Systematic Program Design: Week 5 learnings

Posted on Sun 07 December 2025 in Systematic Program Design

This is my brain dump of week 5 of SPD. I might not go into too much detail and to understand some of it you might need to be familiar with the Racket language and have completed weeks 1-4. I haven't created blog posts about weeks 1-4 yet because I just spun up my blog at the beginning of week 5. I do plan on going back and creating blog posts for those weeks.

Week 5a - Naturals and 5b - Helpers

For operating on natural numbers, the structure is similar to operating on lists. To process or traverse all elements from 0 to n, we recursively reduce n until we get to the base case 0, applying any operations in between.

Importantly, know that when we design programs, we come up with data definitions that represent information, and we can take any data to represent any information we want. The example from the video was that we used a list of strings to represent natural numbers. Now of course, the underlying hardware makes some primitive data faster than other primitive data.

The good news is that while the problems get larger, the work to do at any moment in time does not get harder. Most of the work is HtDD (How to Design Data) and HtDF (How to Design Functions) work I already know how to do (from previous weeks). That's the contribution of the design method, to reduce ever more complex problems to smaller pieces I know how to solve.

Big design problems need to be broken into smaller pieces in order to be tractable.

A function should be split into a function composition when it performs two or more distinct operations on the consumed data.

For example, here we have a function that does two distinct operations:

;; ListOfImage -> Image
;; lay out images left to right in increasing order of size
;; sort images in increasing order of size and then lay them out left to right

That is, lays out images, and sorts images.

We can say, “first sort the images, then layout the sorted list”

Instead of trying to do both operations in this function, we can utilize helper functions so it looks like this:

(define (arrange-images loi)
  (layout-images (sort-images loi)))

The tests would be different, for arrange-images we need to test that the combination works, while the other two test their respective operation.

When you start to get into bigger programs, lots of programmers actually keep a pad of paper by their desk, to kinda keep track of where they are in something. TODOs are good for that, but pen and paper is too.

When we shift knowledge domain, we should use a helper function.

Helper function rules summarized:

Function composition rule: a function should be split into a function composition when it performs two or more distinct operations on the consumed data For example (same as above):

(define (arrange-images loi)
  (layout-images (sort-images loi)))

Operate on arbitrarily sized data rule: When an expression must operate on a list -- and go arbitrarily far into that list -- then it must call a helper function to do that. Example:

(define (sort-images loi)
  (cond [(empty? loi) empty]
        [else
          (insert (first loi)
                  (sort-images (rest loi)))])) ;result of natural recursion will be sorted

The helper function we are calling here is insert.

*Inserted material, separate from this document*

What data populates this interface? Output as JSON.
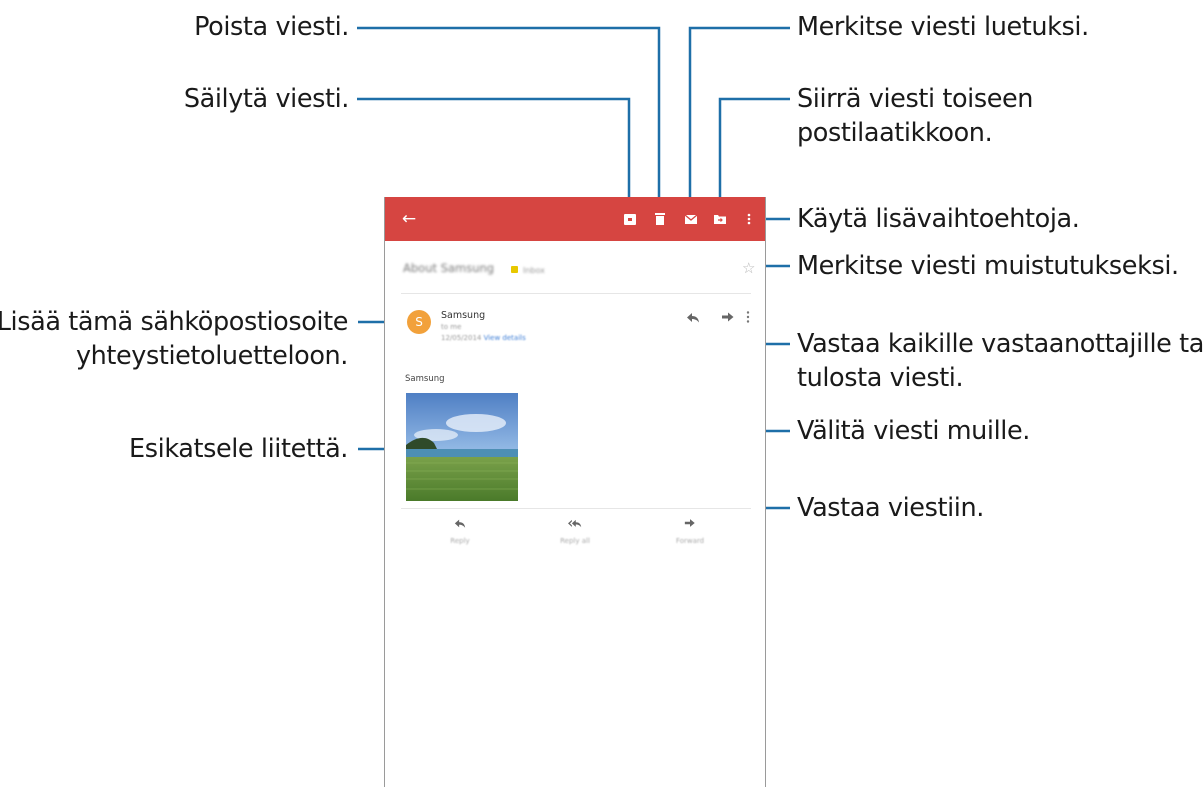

Knowledge domain shift: When we shift knowledge domain, we should use a helper function. Example:

(define (insert img loi)
  (cond [(empty? loi) (cons img empty)]
        [else
          (if (larger? img (first loi))
             (cons (first loi) (insert img (rest loi)))
             (cons img loi)))])

The domain-shift helper function call here is larger? However, if larger? Was a built-in helper function that we could use, then we wouldn’t need to create our own separate helper function. Just use the built-in one.

when we design more complicated functions, we end up having to design a bunch of helper functions as we use different helper rules to split the work of the main function out.

Whenever you're designing functions-- the rest of this course and in the rest of your life-- keep these helper rules in mind. They're good guidelines for where to put in a helper function. Some programmers will adopt their own style for using rules in other places, but these are good general principles for where to put helper functions.

Also learned how to sort in racket this week.